Cameron: The slow decline of speedy outfielders

From Dave Cameron at FanGraphs on November 19, 2013:

Over the weekend, I wrote a piece for ESPN Insider and FanGraphs+ based around the question of how players like Jacoby Ellsbury have aged previously. There’s a belief among some that speed-and-defense players like Ellsbury are bad bets after they turn 30, since a large chunk of their value is tied to what they can do with their legs, and speed peaks earlier than other skills. However, there’s also data that shows that faster players actually age better than most other player types.

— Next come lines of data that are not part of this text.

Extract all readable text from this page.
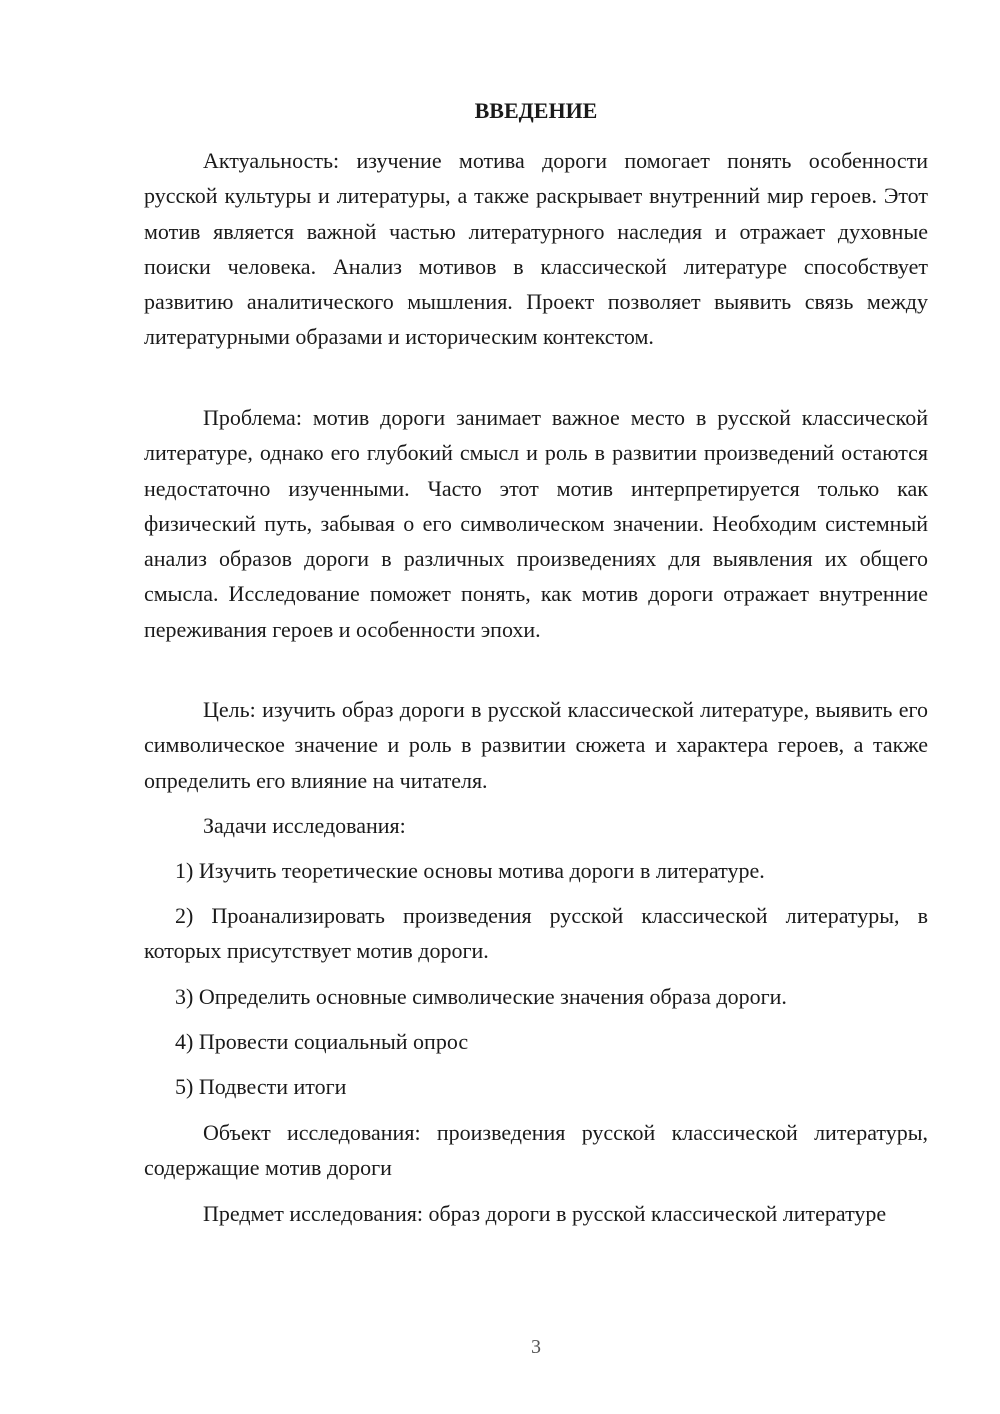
ВВЕДЕНИЕ

Актуальность: изучение мотива дороги помогает понять особенности русской культуры и литературы, а также раскрывает внутренний мир героев. Этот мотив является важной частью литературного наследия и отражает духовные поиски человека. Анализ мотивов в классической литературе способствует развитию аналитического мышления. Проект позволяет выявить связь между литературными образами и историческим контекстом.

Проблема: мотив дороги занимает важное место в русской классической литературе, однако его глубокий смысл и роль в развитии произведений остаются недостаточно изученными. Часто этот мотив интерпретируется только как физический путь, забывая о его символическом значении. Необходим системный анализ образов дороги в различных произведениях для выявления их общего смысла. Исследование поможет понять, как мотив дороги отражает внутренние переживания героев и особенности эпохи.

Цель: изучить образ дороги в русской классической литературе, выявить его символическое значение и роль в развитии сюжета и характера героев, а также определить его влияние на читателя.

Задачи исследования:

1) Изучить теоретические основы мотива дороги в литературе.

2) Проанализировать произведения русской классической литературы, в которых присутствует мотив дороги.

3) Определить основные символические значения образа дороги.

4) Провести социальный опрос

5) Подвести итоги

Объект исследования: произведения русской классической литературы, содержащие мотив дороги

Предмет исследования: образ дороги в русской классической литературе

3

Instead of just trying to show you what the aging curves say, though, I figured showing how similar players to Ellsbury actually did might be more appealing.

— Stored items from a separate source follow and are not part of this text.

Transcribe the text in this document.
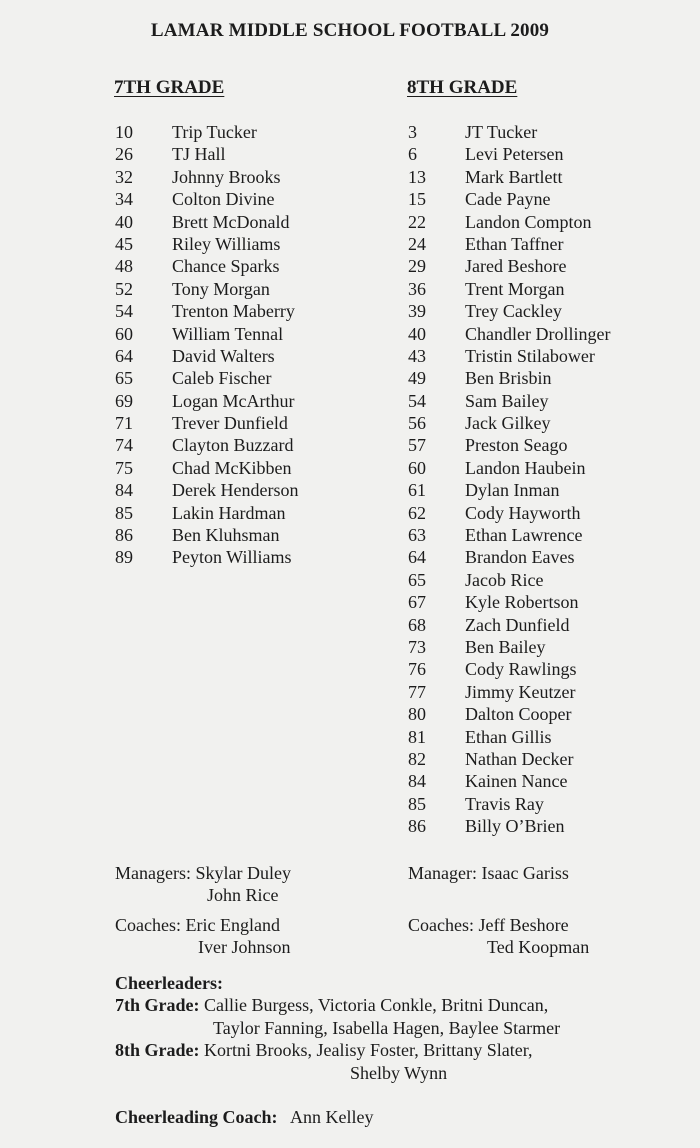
LAMAR MIDDLE SCHOOL FOOTBALL 2009
7TH GRADE	8TH GRADE
10	Trip Tucker
26	TJ Hall
32	Johnny Brooks
34	Colton Divine
40	Brett McDonald
45	Riley Williams
48	Chance Sparks
52	Tony Morgan
54	Trenton Maberry
60	William Tennal
64	David Walters
65	Caleb Fischer
69	Logan McArthur
71	Trever Dunfield
74	Clayton Buzzard
75	Chad McKibben
84	Derek Henderson
85	Lakin Hardman
86	Ben Kluhsman
89	Peyton Williams
3	JT Tucker
6	Levi Petersen
13	Mark Bartlett
15	Cade Payne
22	Landon Compton
24	Ethan Taffner
29	Jared Beshore
36	Trent Morgan
39	Trey Cackley
40	Chandler Drollinger
43	Tristin Stilabower
49	Ben Brisbin
54	Sam Bailey
56	Jack Gilkey
57	Preston Seago
60	Landon Haubein
61	Dylan Inman
62	Cody Hayworth
63	Ethan Lawrence
64	Brandon Eaves
65	Jacob Rice
67	Kyle Robertson
68	Zach Dunfield
73	Ben Bailey
76	Cody Rawlings
77	Jimmy Keutzer
80	Dalton Cooper
81	Ethan Gillis
82	Nathan Decker
84	Kainen Nance
85	Travis Ray
86	Billy O’Brien
Managers: Skylar Duley
John Rice
Coaches: Eric England
Iver Johnson
Manager: Isaac Gariss
Coaches: Jeff Beshore
Ted Koopman
Cheerleaders:
7th Grade: Callie Burgess, Victoria Conkle, Britni Duncan,
Taylor Fanning, Isabella Hagen, Baylee Starmer
8th Grade: Kortni Brooks, Jealisy Foster, Brittany Slater,
Shelby Wynn
Cheerleading Coach: Ann Kelley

So, here’s the basic gist of what how I went about finding Ellsbury-like players, though I’ll note that the process here is slightly different from the table I used in the ESPN piece, since I have a little more room to explain my thought process and findings here. I went to the leaderboards and set the date range to cover the last 30 years. I set the age filter to cover ages 27 to 29, the same ages as the last three seasons of Ellsbury’s career. To narrow it down to Ellsbury-type players, I used the positional tabs to select only outfielders, and then put a filter in place to cap Isolated Slugging at .180, which gets rid of the power hitters who are not really anything like Ellsbury to begin with. I also put in a minimum of 1,500 plate appearances, so that we only got players who were roughly full time players over those three seasons.